Historically ALCAPA was diagnosed with conventional angiography. Today echocardiography is easily used. It can provide direct visualisation of the anomalous coronary artery and other associated structural abnormalities, and it can also assess myocardial function. The use of pulse and color-flow doppler can sometimes visualise reversal flow in the pulmonic artery. Other non-invasive methods used are computed tomography (CT) as well as magnetic resonance imaging (MRI), which enable a direct visualisation of the arteries as well as the myocardial viability.

==Surgery==

Surgery is indicated in all patients with ALCAPA independent of symptoms, since reconnection of the anomalous left coronary artery to the aortic root is crucial to the perfusion of the myocardium dependent on that vessel. Several surgical techniques have been described in ALCAPA repair, including reimplantation of the left coronary artery into the aorta, creation of an intra-pulmonary buffer (Takeuchi procedure), and bypass grafting. Establishment of a dual coronary system is the preferred method and if possible reimplantation of the artery is the approach of choice. Surgery on the mitral valve at the same time as ALCAPA correction is controversial. Even if surgery is carried out in adulthood, reestablishment of a two-coronary system can make malignant arrhythmia disappear.

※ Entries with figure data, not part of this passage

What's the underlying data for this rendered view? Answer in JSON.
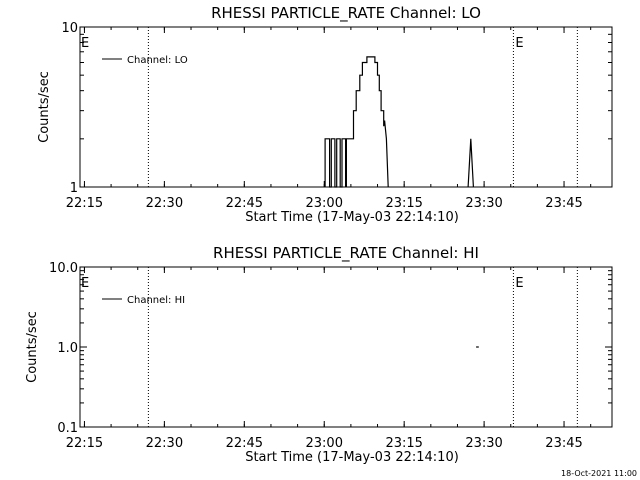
{
  "footer_date": "18-Oct-2021 11:00",
  "chart_data": [
    {
      "type": "line",
      "title": "RHESSI PARTICLE_RATE Channel: LO",
      "xlabel": "Start Time (17-May-03 22:14:10)",
      "ylabel": "Counts/sec",
      "yscale": "log",
      "ylim": [
        1,
        10
      ],
      "ytick_labels": [
        "1",
        "10"
      ],
      "ytick_values": [
        1,
        10
      ],
      "xlim": [
        "22:14:10",
        "23:54:00"
      ],
      "xtick_labels": [
        "22:15",
        "22:30",
        "22:45",
        "23:00",
        "23:15",
        "23:30",
        "23:45"
      ],
      "markers": [
        {
          "x": "22:27:00",
          "label": ""
        },
        {
          "x": "23:35:30",
          "label": "E"
        },
        {
          "x": "23:47:30",
          "label": ""
        }
      ],
      "start_marker_label": "E",
      "legend": {
        "position": "top-left",
        "entries": [
          "Channel: LO"
        ]
      },
      "series": [
        {
          "name": "Channel: LO",
          "segments": [
            [
              [
                "23:00:10",
                1
              ],
              [
                "23:00:10",
                2
              ],
              [
                "23:01:00",
                2
              ],
              [
                "23:01:00",
                1
              ],
              [
                "23:01:20",
                1
              ],
              [
                "23:01:20",
                2
              ],
              [
                "23:02:00",
                2
              ],
              [
                "23:02:00",
                1
              ],
              [
                "23:02:20",
                1
              ],
              [
                "23:02:20",
                2
              ],
              [
                "23:03:00",
                2
              ],
              [
                "23:03:00",
                1
              ],
              [
                "23:03:20",
                1
              ],
              [
                "23:03:20",
                2
              ],
              [
                "23:04:00",
                2
              ],
              [
                "23:04:00",
                1
              ]
            ],
            [
              [
                "23:04:10",
                1
              ],
              [
                "23:04:10",
                2
              ],
              [
                "23:05:30",
                2
              ],
              [
                "23:05:30",
                3
              ],
              [
                "23:06:00",
                3
              ],
              [
                "23:06:00",
                4
              ],
              [
                "23:06:40",
                4
              ],
              [
                "23:06:40",
                5
              ],
              [
                "23:07:10",
                5
              ],
              [
                "23:07:10",
                6
              ],
              [
                "23:08:00",
                6
              ],
              [
                "23:08:00",
                6.5
              ],
              [
                "23:09:30",
                6.5
              ],
              [
                "23:09:30",
                6
              ],
              [
                "23:10:00",
                6
              ],
              [
                "23:10:00",
                5
              ],
              [
                "23:10:20",
                5
              ],
              [
                "23:10:20",
                4
              ],
              [
                "23:10:40",
                4
              ],
              [
                "23:10:40",
                3
              ],
              [
                "23:11:10",
                3
              ],
              [
                "23:11:10",
                2.4
              ],
              [
                "23:11:20",
                2.6
              ],
              [
                "23:11:40",
                2
              ],
              [
                "23:12:00",
                1
              ]
            ],
            [
              [
                "23:27:00",
                1
              ],
              [
                "23:27:30",
                2
              ],
              [
                "23:28:00",
                1
              ]
            ]
          ]
        }
      ]
    },
    {
      "type": "line",
      "title": "RHESSI PARTICLE_RATE Channel: HI",
      "xlabel": "Start Time (17-May-03 22:14:10)",
      "ylabel": "Counts/sec",
      "yscale": "log",
      "ylim": [
        0.1,
        10
      ],
      "ytick_labels": [
        "0.1",
        "1.0",
        "10.0"
      ],
      "ytick_values": [
        0.1,
        1,
        10
      ],
      "xlim": [
        "22:14:10",
        "23:54:00"
      ],
      "xtick_labels": [
        "22:15",
        "22:30",
        "22:45",
        "23:00",
        "23:15",
        "23:30",
        "23:45"
      ],
      "markers": [
        {
          "x": "22:27:00",
          "label": ""
        },
        {
          "x": "23:35:30",
          "label": "E"
        },
        {
          "x": "23:47:30",
          "label": ""
        }
      ],
      "start_marker_label": "E",
      "legend": {
        "position": "top-left",
        "entries": [
          "Channel: HI"
        ]
      },
      "series": [
        {
          "name": "Channel: HI",
          "segments": [
            [
              [
                "23:28:30",
                1
              ],
              [
                "23:29:00",
                1
              ]
            ]
          ]
        }
      ]
    }
  ]
}
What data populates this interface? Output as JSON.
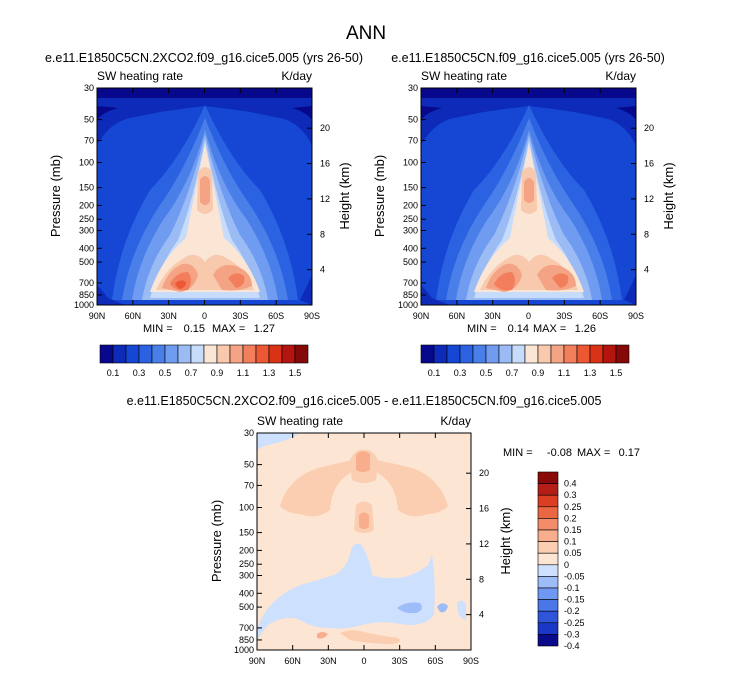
{
  "figure": {
    "title": "ANN"
  },
  "palette_full": [
    "#08088c",
    "#0d2ab8",
    "#1547d4",
    "#2a62e2",
    "#4a7fea",
    "#6f9cf0",
    "#9bbbf5",
    "#c7dbfb",
    "#fbe6d6",
    "#f8c9ad",
    "#f5a385",
    "#f27e5c",
    "#ec5734",
    "#d93216",
    "#b3140d",
    "#860909"
  ],
  "palette_diff": [
    "#0a0a8c",
    "#1a37c5",
    "#2f55da",
    "#4a76e8",
    "#6f98f2",
    "#9dbcf8",
    "#cde0fd",
    "#fde5d4",
    "#fbcdb1",
    "#f8ad8d",
    "#f28c6a",
    "#eb6643",
    "#dc3e23",
    "#b31e16",
    "#8a0a0a"
  ],
  "chart_data": [
    {
      "type": "heatmap",
      "title": "e.e11.E1850C5CN.2XCO2.f09_g16.cice5.005 (yrs 26-50)",
      "subtitle_left": "SW heating rate",
      "subtitle_right": "K/day",
      "xlabel": "",
      "ylabel": "Pressure (mb)",
      "y2label": "Height (km)",
      "x_ticks": [
        "90N",
        "60N",
        "30N",
        "0",
        "30S",
        "60S",
        "90S"
      ],
      "y_ticks": [
        "30",
        "50",
        "70",
        "100",
        "150",
        "200",
        "250",
        "300",
        "400",
        "500",
        "700",
        "850",
        "1000"
      ],
      "y_tick_values": [
        30,
        50,
        70,
        100,
        150,
        200,
        250,
        300,
        400,
        500,
        700,
        850,
        1000
      ],
      "y2_ticks": [
        "4",
        "8",
        "12",
        "16",
        "20"
      ],
      "y2_tick_values": [
        4,
        8,
        12,
        16,
        20
      ],
      "xlim": [
        90,
        -90
      ],
      "ylim": [
        1000,
        30
      ],
      "y_scale": "log",
      "min_label": "MIN =",
      "min_value": "0.15",
      "max_label": "MAX =",
      "max_value": "1.27",
      "levels": [
        "0.1",
        "0.3",
        "0.5",
        "0.7",
        "0.9",
        "1.1",
        "1.3",
        "1.5"
      ],
      "colorbar": "horizontal-below"
    },
    {
      "type": "heatmap",
      "title": "e.e11.E1850C5CN.f09_g16.cice5.005 (yrs 26-50)",
      "subtitle_left": "SW heating rate",
      "subtitle_right": "K/day",
      "xlabel": "",
      "ylabel": "Pressure (mb)",
      "y2label": "Height (km)",
      "x_ticks": [
        "90N",
        "60N",
        "30N",
        "0",
        "30S",
        "60S",
        "90S"
      ],
      "y_ticks": [
        "30",
        "50",
        "70",
        "100",
        "150",
        "200",
        "250",
        "300",
        "400",
        "500",
        "700",
        "850",
        "1000"
      ],
      "y_tick_values": [
        30,
        50,
        70,
        100,
        150,
        200,
        250,
        300,
        400,
        500,
        700,
        850,
        1000
      ],
      "y2_ticks": [
        "4",
        "8",
        "12",
        "16",
        "20"
      ],
      "y2_tick_values": [
        4,
        8,
        12,
        16,
        20
      ],
      "xlim": [
        90,
        -90
      ],
      "ylim": [
        1000,
        30
      ],
      "y_scale": "log",
      "min_label": "MIN =",
      "min_value": "0.14",
      "max_label": "MAX =",
      "max_value": "1.26",
      "levels": [
        "0.1",
        "0.3",
        "0.5",
        "0.7",
        "0.9",
        "1.1",
        "1.3",
        "1.5"
      ],
      "colorbar": "horizontal-below"
    },
    {
      "type": "heatmap",
      "title": "e.e11.E1850C5CN.2XCO2.f09_g16.cice5.005 - e.e11.E1850C5CN.f09_g16.cice5.005",
      "subtitle_left": "SW heating rate",
      "subtitle_right": "K/day",
      "xlabel": "",
      "ylabel": "Pressure (mb)",
      "y2label": "Height (km)",
      "x_ticks": [
        "90N",
        "60N",
        "30N",
        "0",
        "30S",
        "60S",
        "90S"
      ],
      "y_ticks": [
        "30",
        "50",
        "70",
        "100",
        "150",
        "200",
        "250",
        "300",
        "400",
        "500",
        "700",
        "850",
        "1000"
      ],
      "y_tick_values": [
        30,
        50,
        70,
        100,
        150,
        200,
        250,
        300,
        400,
        500,
        700,
        850,
        1000
      ],
      "y2_ticks": [
        "4",
        "8",
        "12",
        "16",
        "20"
      ],
      "y2_tick_values": [
        4,
        8,
        12,
        16,
        20
      ],
      "xlim": [
        90,
        -90
      ],
      "ylim": [
        1000,
        30
      ],
      "y_scale": "log",
      "min_label": "MIN =",
      "min_value": "-0.08",
      "max_label": "MAX =",
      "max_value": "0.17",
      "levels": [
        "0.4",
        "0.3",
        "0.25",
        "0.2",
        "0.15",
        "0.1",
        "0.05",
        "0",
        "-0.05",
        "-0.1",
        "-0.15",
        "-0.2",
        "-0.25",
        "-0.3",
        "-0.4"
      ],
      "colorbar": "vertical-right"
    }
  ]
}
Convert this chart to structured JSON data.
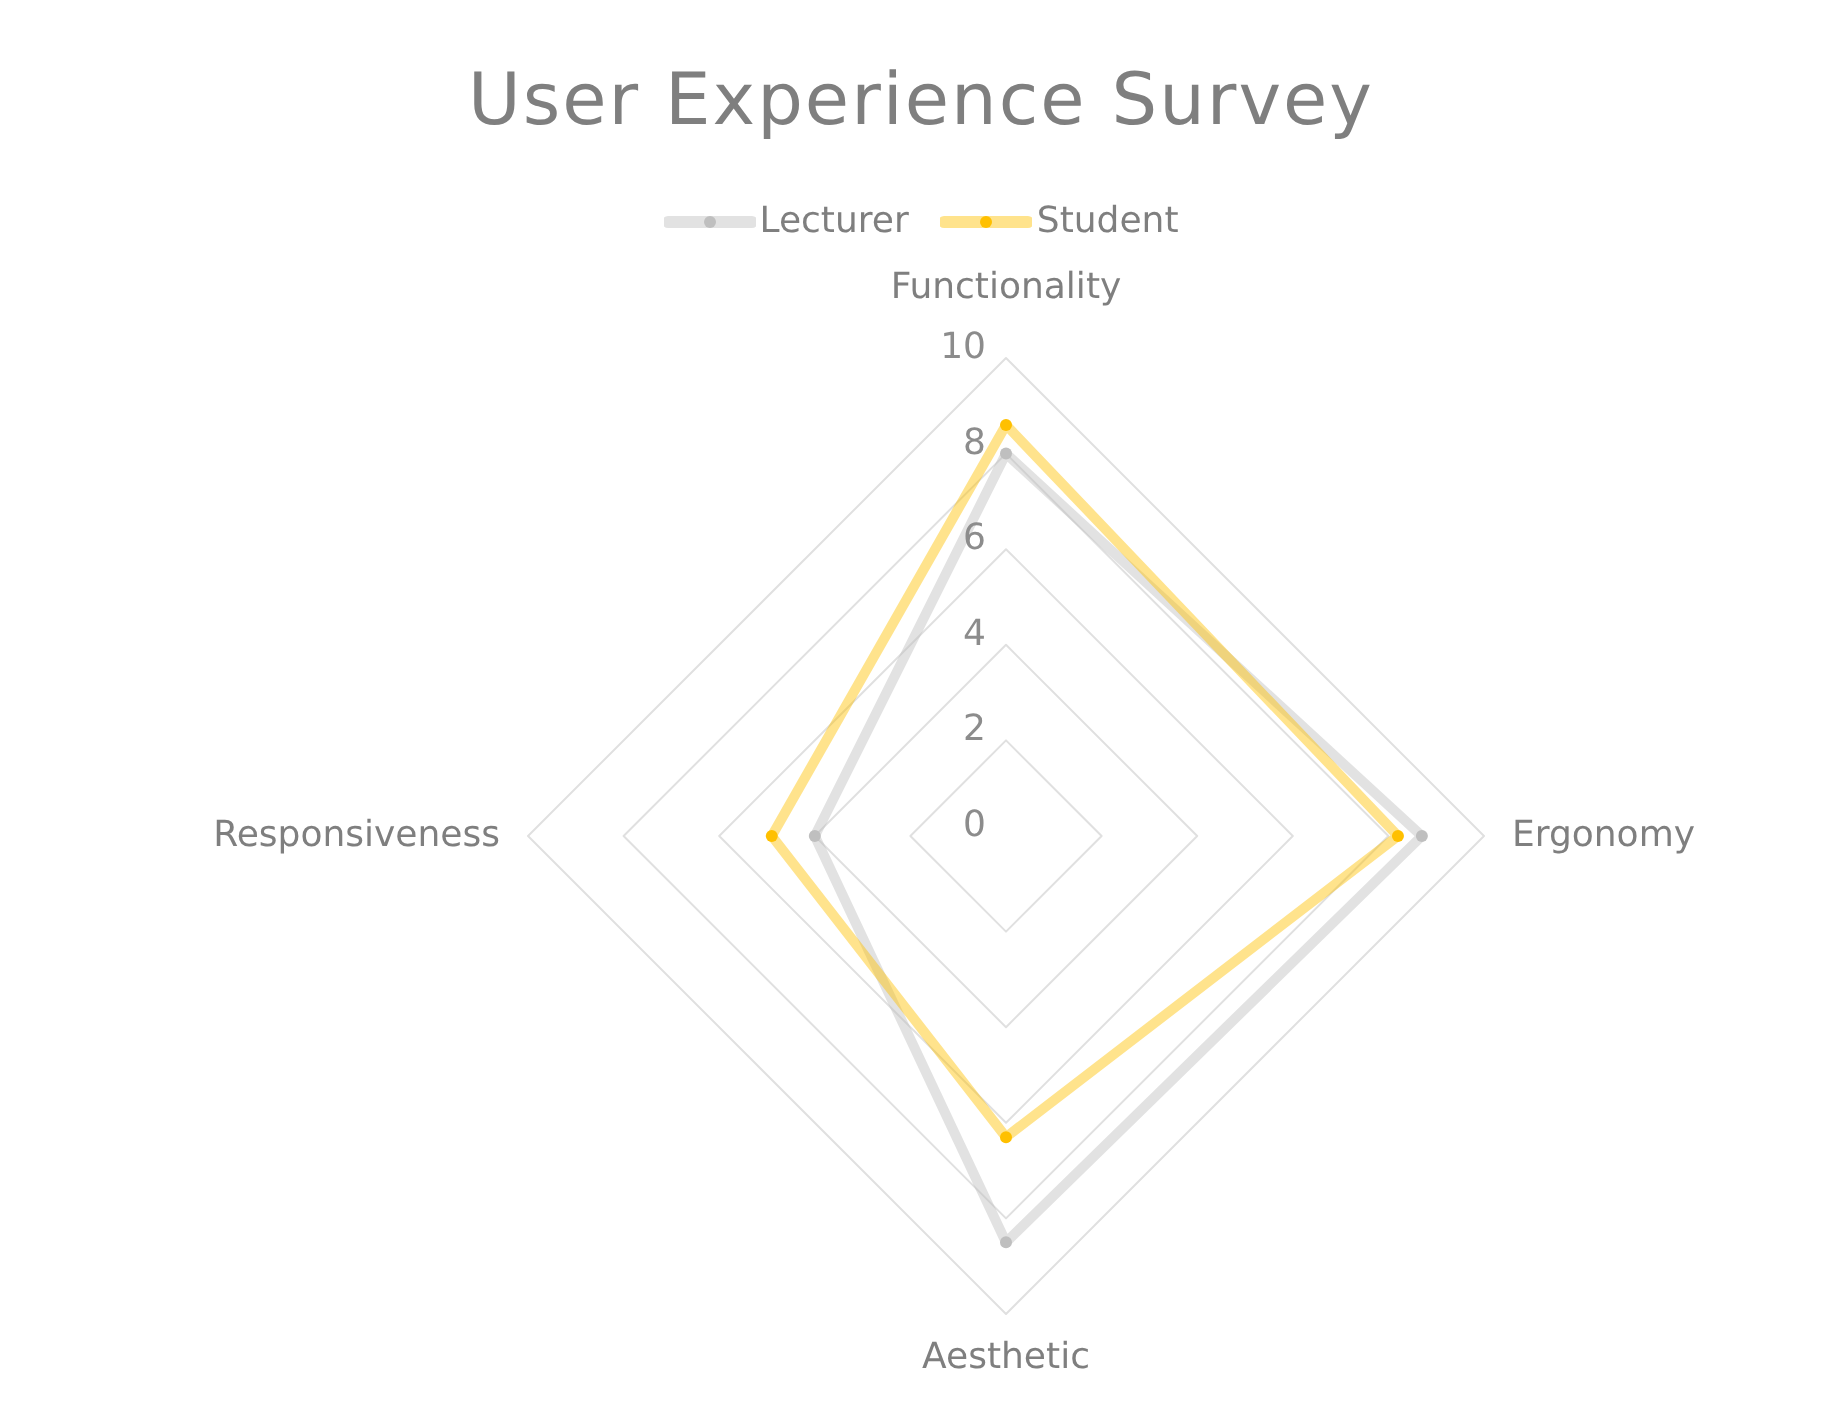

==Outcome and management==

No difference in long-term mortality or left ventricle function has been shown between the different techniques to re-establish a two-coronary system. An exception is the ligation of the anomalous left coronary artery, which has a higher mortality. The development of surgical techniques and restoring of two-artery circulation has dramatically increased survival. Close long-term follow-up of these patients is necessary, to diagnose a recurrent left ventricle dysfunction, but also to better understand the natural evolution of a corrected heart.